David, at least it's not called "Brag _In_ Drag"


See ya there!


----------



## Dave Meashey (Jan 2, 2008)

"David, at least it's not called "Brag In Drag""

Cliffy;

Well Corporeal Klinger was one of my favorite characters in M.A.S.H. But I know I could never do it! Those high-heeled shoes are killers! (Even if I would not get embarrassed!!) Don't think we have to worry about that too much with a bunch of train guys (We're Butch!). 

Interesting idea, though.

Best,
David Meashey

P.S. For the race version of "Drag," this would be my entry:










Believe me, the wee beastie can really scoot!!


----------



## Tomahawk & Western RR (Sep 22, 2015)

5 days to go!


----------



## Tomahawk & Western RR (Sep 22, 2015)

i will be there saturday. not sure where i'll be at. Prob. spent an hour or 2 at the steam track


----------



## Dave Meashey (Jan 2, 2008)

Cliffy;

I will probably be leaving in the wee hours of Wednesday morning, so I will be offline after Tuesday evening. There are some family things I need to attend to, like putting flowers at the family plots and visiting my Dad's oldest brother and wife. Thursday I will head into York to help set up the steam tracks. I'm a bit red-faced, as I cannot seem to find my Split Jaw bolt driving tool. Guess I had better buy two at the show and make sure I store at least one of them where I can find it again next year!
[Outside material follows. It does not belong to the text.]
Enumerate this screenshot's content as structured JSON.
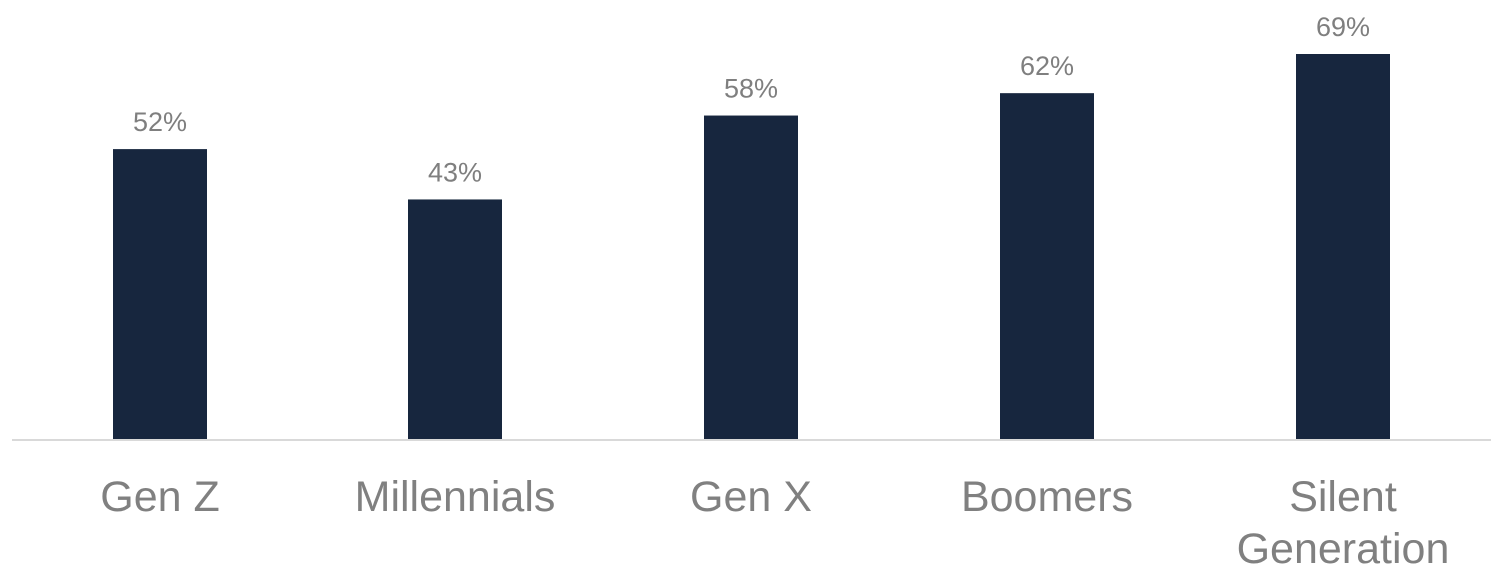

I will be packing tomorrow, Today is filled with errands and tying up loose ends.

Looking forward to seeing everyone,
David Meashey


----------



## Tomahawk & Western RR (Sep 22, 2015)

I may be there friday also.... just have to convince mom that i've been really good so i should take off friday for a "vacation"...


I made myself a shopping list

-rail joiners
-4 pieces of 8 ft diameter curves
-tie strips
-buildings (a station, water tower, and a few houses)
-couplers
-( 2 LGB LH R3 switches)* if i can get a good price
-3 or 4 cars
- Aster Big Boy 

sice i am soo close (i am in york) i may see if i can come thursday after school to help with SVGRS track setup and mikes track.


see you there!


nate


----------



## Tomahawk & Western RR (Sep 22, 2015)

see you guys tomorrow!


----------



## Dave Meashey (Jan 2, 2008)

Cliffy;

Looks like I managed to miss you again. I was there Friday, but my college buddy and I moved about a lot. Saturday I stayed at the steam tracks much of the time. I did talk with Nate and with Jerry Bohlander (sp), but I never ran into you.

Maybe next time,
David Meashey


----------



## CliffyJ (Apr 29, 2009)

Hey David, sorry for that, but yeah, we'll meet next year.


----------